Opinión: NYEPI, el día del silencio

Por Jorge Ramos

Bali, Indonesia. Todo se detiene. Todo. No hay vuelos. El aeropuerto se cierra. No hay nadie en la calles. Nadie puede salir de su casa. Ni ver televisión o escuchar la radio. Las luces se apagan y no se deben usar aparatos electrónicos o celulares. Y quien se atreva a romper las reglas, es regresado a su casa o detenido. Así es el Nyepi, un día al año que los balineses dedican al silencio y a la reflexión.

Es difícil de creer que una isla de más de cuatro millones de habitantes se pare por completo. Pero así es. Incluso los turistas y los que no son seguidores del tipo muy particular de hinduismo que se practica en Bali -donde las ceremonias religiosas marcan el ritmo de la vida diaria- están obligados a seguir esta vieja tradición. Solo por un día.

Para eso vine. Estoy cumpliendo años y quería hacerlo de una forma totalmente opuesta a la fiesta. Siempre me ha parecido un poco absurdo y cursi que la gente te felicite y te regale cuando se suman los años a tu fecha de nacimiento. Hay cosas que nos merecemos. Pero el día que naces, simplemente, nos tocó por casualidad. Así que me trepé a cuatro aviones, le puse pausa a los pendientes, dejé por un rato el mundo de las noticias, volé casi dos días y aterricé en una Bali más verde, amable y caótica de lo que recordaba.

El día previo al Nyepi es el más divertido. En todos los pueblos de la isla sus habitantes construyen unas enormes y coloridas figuras de cartón y papel maché, de dos a cinco metros de altura, que llaman Ogoh-Ogoh. Son en realidad monstruos o demonios-pesadillas hechas a mano, con cuerpos de animales y múltiples extremidades, con caras de horror, ojos salientes, lenguas largas y panzas infladas- que simbolizan los malos espíritus. Al atardecer, grupos de 10 a 30 balineses cargan sus Ogoh-Ogoh en una procesión por la calle principal del pueblo y los llevan al cementerio donde, horas después, son quemados. Así es como los balineses exorcizan la maldad.

El problema es que esos malos espíritus son muy tercos y, aún hechos humo, no se quieren ir. Por eso, al día siguiente, todos los habitantes de Bali se tienen que quedar callados para hacerle creer a los malos espíritus que la isla está vacía y se vayan a otro lado. Ese es el mito del Nyepi.
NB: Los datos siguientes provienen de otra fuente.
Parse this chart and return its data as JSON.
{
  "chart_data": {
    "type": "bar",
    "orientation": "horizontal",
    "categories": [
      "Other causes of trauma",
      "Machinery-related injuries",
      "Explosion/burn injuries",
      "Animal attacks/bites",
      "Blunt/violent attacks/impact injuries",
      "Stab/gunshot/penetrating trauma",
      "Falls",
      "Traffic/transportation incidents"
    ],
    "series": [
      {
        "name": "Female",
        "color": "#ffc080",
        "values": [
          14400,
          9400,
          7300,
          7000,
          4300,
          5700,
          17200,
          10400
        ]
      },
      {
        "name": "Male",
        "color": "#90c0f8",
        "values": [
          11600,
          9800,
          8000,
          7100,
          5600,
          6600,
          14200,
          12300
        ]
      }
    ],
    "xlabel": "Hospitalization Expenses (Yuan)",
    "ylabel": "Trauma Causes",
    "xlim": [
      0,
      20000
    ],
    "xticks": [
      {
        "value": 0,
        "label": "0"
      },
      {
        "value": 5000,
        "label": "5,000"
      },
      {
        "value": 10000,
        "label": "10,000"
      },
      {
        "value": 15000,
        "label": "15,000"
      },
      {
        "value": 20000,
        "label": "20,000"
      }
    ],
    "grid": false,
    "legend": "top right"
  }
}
En la práctica tuve que desaprender muchas cosas. Durante el Nyepi los empleados del hotel donde me quedé hablaban con voces apenas audibles, como si no quisieran despertar a los demonios. Nos prohibieron salir a la playa o meternos al mar. Y fue imposible aventurarse a calles totalmente vacías. No hubo ruidos ni música. La cena fue con velas. La oscuridad y el silencio dominaron todo Bali.

Muchos adultos ayunan durante el Nyepi. Y los mismos niños que gritaban tras el paso de los Ogoh-Ogoh se ven forzados a aprender los rituales de la introspección, el autocontrol y la tolerancia. No conozco ningún otro lugar del mundo que colectivamente le enseñe a sus niños las virtudes del silencio.

La única trampa permitida, para algunos extranjeros, fue el uso de wifi en sus celulares. Pero la inercia digital fue, poco a poco, cediendo ante una nueva orden: no hagas nada.

Tras 24 horas de silencio algo pasa en nuestras mentes. Es más fácil separar lo importante de lo superfluo. No es que milagrosamente te conviertas en una mejor persona; hasta los dioses balineses tienen sus límites. Pero sospecho que reaccionas con menos virulencia ante los retos típicos de la vida. Y es precisamente esa paciencia y generosidad en el trato lo que tantos admiramos de los habitantes de Bali. Es imposible no doblarse ante su sonrisa.

Luego del Nyepi -el año nuevo para los hindúes de Bali- aún quedan 364 días por vivir. Rápidamente las calles se fueron llenando con miles de motocicletas que, en la práctica, son el verdadero transporte colectivo de la isla. Es frecuente ver a familias de cuatro -niño frente al manubrio, papá manejando, niño/sandwich a sus espaldas y luego la mamá- rodando sin cascos. Y se necesitan a todos sus dioses para librar de accidentes a algunos de los más osados y hábiles motociclistas del planeta.

 

El rugir del avión despegando terminó con cualquier pretensión de tranquilidad. Pero el silencio de esas 24 horas ha sido, sin duda, mi mejor regalo.